The campaign is average. It doesn’t do anything special but – trial-and-error stealth missions aside – it never really offends. It has as many nice moments as it does terrible ones. There’s even a dose of replayability with the Custom Missions, which let you vaguely define four parameters (map, mission type, enemy count, difficulty) to create a brief challenge. Ironically, the lack of scripting makes these feel a lot more tactical than the main game itself, and you can even play these through co-operatively with friends. It’s a blast for a short while, but the limited customisation means these missions get quickly repetitive.
Which leads to the next point: the real replayability is surely in what has, since the very first game, been SOCOM’s ace in the hole – multiplayer – but after everything I’ve written so far, would you care to guess as to the quality? Bingo! It’s pretty damn average.

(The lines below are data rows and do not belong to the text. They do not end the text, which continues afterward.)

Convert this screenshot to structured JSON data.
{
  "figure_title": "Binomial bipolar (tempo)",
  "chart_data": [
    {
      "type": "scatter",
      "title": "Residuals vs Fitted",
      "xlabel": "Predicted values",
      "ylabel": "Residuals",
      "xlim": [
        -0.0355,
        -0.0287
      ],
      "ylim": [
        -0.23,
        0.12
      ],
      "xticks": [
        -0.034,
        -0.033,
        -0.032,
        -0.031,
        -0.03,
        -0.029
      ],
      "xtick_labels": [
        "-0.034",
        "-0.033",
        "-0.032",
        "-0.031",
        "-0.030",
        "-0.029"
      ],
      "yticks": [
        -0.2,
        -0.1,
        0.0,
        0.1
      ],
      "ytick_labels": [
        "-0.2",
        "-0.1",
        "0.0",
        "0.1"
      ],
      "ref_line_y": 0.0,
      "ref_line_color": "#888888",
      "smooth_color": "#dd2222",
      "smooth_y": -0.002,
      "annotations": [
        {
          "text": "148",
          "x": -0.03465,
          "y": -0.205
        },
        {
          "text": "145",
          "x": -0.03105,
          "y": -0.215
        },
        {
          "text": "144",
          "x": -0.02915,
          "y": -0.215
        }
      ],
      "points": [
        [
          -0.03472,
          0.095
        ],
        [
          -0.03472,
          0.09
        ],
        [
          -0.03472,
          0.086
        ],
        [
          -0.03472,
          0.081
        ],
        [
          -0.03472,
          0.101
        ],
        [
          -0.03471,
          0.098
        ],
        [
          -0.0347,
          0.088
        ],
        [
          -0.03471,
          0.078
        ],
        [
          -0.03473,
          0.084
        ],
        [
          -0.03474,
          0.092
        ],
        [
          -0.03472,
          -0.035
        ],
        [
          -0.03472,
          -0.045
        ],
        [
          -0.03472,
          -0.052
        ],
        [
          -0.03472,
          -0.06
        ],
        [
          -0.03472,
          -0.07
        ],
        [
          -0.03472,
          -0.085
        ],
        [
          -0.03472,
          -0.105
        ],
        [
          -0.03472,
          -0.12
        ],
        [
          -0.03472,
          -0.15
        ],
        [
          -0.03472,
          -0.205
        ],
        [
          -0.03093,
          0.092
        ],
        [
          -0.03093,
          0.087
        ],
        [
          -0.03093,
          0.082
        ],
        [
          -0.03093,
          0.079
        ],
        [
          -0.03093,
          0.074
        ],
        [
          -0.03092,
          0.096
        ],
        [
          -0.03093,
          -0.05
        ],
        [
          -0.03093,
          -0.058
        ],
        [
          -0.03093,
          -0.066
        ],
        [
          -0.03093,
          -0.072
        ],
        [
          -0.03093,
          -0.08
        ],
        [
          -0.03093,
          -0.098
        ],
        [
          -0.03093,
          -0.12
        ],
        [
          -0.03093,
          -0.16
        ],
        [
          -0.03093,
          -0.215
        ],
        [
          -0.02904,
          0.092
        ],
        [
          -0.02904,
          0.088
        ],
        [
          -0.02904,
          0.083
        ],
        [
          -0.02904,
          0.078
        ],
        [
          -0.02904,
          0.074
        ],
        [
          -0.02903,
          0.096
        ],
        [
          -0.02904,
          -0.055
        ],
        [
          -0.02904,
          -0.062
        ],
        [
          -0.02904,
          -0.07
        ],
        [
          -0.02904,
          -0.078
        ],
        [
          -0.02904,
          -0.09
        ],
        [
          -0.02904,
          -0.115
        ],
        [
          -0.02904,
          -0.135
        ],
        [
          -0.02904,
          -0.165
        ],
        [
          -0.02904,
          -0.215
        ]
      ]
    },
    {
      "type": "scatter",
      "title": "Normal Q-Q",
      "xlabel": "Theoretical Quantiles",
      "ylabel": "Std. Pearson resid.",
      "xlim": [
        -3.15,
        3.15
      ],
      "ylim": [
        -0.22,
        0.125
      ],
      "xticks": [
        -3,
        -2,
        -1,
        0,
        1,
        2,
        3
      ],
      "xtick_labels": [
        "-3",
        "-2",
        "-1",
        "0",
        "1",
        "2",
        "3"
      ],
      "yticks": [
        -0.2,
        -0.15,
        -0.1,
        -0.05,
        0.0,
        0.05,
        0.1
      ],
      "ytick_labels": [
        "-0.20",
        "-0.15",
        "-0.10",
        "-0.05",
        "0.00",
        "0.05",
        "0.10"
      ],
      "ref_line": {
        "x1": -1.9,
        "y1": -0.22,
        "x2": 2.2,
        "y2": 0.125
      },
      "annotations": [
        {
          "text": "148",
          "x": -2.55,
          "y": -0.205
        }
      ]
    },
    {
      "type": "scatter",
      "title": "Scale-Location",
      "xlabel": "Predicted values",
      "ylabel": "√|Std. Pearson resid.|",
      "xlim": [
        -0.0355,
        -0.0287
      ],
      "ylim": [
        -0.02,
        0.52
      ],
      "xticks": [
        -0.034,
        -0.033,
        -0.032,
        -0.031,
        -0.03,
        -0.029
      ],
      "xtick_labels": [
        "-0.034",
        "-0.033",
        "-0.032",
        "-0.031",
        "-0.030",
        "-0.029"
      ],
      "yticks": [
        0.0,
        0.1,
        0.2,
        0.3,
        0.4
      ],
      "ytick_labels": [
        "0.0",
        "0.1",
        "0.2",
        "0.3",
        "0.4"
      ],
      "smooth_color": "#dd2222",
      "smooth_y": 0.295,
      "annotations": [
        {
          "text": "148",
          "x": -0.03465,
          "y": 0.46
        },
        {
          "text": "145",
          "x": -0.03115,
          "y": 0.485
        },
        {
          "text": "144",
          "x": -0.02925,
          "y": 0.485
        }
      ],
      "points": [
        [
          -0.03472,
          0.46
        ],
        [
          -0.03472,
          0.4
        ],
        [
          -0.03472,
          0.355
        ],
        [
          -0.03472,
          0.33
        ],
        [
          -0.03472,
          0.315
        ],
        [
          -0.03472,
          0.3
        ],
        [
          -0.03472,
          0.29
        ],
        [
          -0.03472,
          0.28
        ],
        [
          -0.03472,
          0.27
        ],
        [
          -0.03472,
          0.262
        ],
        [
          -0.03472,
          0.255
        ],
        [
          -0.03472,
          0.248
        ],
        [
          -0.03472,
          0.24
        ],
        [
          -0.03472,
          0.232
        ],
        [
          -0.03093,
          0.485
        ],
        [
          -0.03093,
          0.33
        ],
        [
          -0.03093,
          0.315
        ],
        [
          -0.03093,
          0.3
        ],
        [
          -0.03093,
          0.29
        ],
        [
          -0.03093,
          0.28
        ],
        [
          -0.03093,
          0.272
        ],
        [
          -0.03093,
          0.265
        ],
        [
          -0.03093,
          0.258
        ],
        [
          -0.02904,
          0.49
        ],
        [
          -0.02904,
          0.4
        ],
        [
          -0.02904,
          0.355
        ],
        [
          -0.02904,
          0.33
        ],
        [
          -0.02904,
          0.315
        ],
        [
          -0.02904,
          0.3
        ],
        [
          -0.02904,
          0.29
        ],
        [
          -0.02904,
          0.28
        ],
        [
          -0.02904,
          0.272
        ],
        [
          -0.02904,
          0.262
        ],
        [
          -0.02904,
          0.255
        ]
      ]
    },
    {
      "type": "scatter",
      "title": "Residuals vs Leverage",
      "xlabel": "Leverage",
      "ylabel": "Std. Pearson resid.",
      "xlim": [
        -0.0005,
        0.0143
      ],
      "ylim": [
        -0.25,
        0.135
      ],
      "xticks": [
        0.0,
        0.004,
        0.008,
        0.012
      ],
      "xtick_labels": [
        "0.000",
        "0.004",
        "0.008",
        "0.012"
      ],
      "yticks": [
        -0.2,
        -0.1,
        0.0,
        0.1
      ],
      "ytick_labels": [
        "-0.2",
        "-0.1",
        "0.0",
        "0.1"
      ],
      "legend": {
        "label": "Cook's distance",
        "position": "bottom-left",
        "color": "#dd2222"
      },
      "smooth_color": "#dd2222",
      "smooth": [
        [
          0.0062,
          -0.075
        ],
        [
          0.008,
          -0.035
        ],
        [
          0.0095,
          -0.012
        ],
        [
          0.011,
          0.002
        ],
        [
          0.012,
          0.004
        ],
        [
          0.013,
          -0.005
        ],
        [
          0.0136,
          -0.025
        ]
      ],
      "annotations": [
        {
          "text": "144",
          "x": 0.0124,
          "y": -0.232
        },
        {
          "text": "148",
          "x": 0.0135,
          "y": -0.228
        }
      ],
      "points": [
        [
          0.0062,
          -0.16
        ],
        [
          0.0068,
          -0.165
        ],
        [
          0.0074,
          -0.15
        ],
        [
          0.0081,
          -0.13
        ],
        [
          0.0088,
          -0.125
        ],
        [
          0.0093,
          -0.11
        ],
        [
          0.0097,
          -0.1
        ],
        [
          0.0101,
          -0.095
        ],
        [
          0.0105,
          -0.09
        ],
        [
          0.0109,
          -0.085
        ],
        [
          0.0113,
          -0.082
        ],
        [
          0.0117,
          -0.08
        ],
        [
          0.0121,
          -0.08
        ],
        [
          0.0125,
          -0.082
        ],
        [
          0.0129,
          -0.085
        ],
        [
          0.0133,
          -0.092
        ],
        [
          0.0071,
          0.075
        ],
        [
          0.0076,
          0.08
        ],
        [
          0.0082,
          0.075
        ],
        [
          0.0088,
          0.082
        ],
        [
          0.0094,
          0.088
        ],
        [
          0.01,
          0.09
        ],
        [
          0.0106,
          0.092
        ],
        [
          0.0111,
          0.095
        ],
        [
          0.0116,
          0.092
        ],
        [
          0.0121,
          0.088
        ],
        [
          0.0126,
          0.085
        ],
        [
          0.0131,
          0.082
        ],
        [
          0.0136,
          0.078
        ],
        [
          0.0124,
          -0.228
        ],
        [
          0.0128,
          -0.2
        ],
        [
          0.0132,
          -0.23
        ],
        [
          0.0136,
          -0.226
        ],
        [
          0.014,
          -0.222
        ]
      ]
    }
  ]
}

You and 31 others fight it out across wide-open maps that cater to players of every bent: there’s usually high ground for snipers and low trenches for those who love assault rifles. By and large the action is standard but overly chaotic; randomised spawn points and the masses of players mean that there’s a good chance you’ll spawn in enemy crosshairs, and co-ordinating with your swarm of teammates is rather tricky.
The complete chaos, killstreak-based airstrikes, and impossibility of meaningfully working together with your team are fun for a little while but quickly start to bore, and feel massively at odds with the “tactical” manifesto of the gameplay. Throw in regenerating health and a cover system and you end up with what seems, disappointingly, like a cookie-cutter third-person shooter. Purists can turn off some of these features in “classic mode,” but this still doesn’t help SOCOM 4 rise up to become the clever team-based game it clearly wants to be.
SOCOM: Special Forces was obviously designed to be a more accessible experience than its predcessors, but I suspect this will prove to be a mistake. Long-standing SOCOM fans are likely to protest against the changes to the mechanics, while those new to the series are going to wonder what all the fuss was about. The game will certainly provide a weekend’s entertainment, as it’s easy to get mindlessly swept away once you get to grips with how it works, but “mindless” is not a word I should ever have to use when describing a tactical game, and there are oh-so-many better options out there when it comes to pseudo-realistic modern day shooters.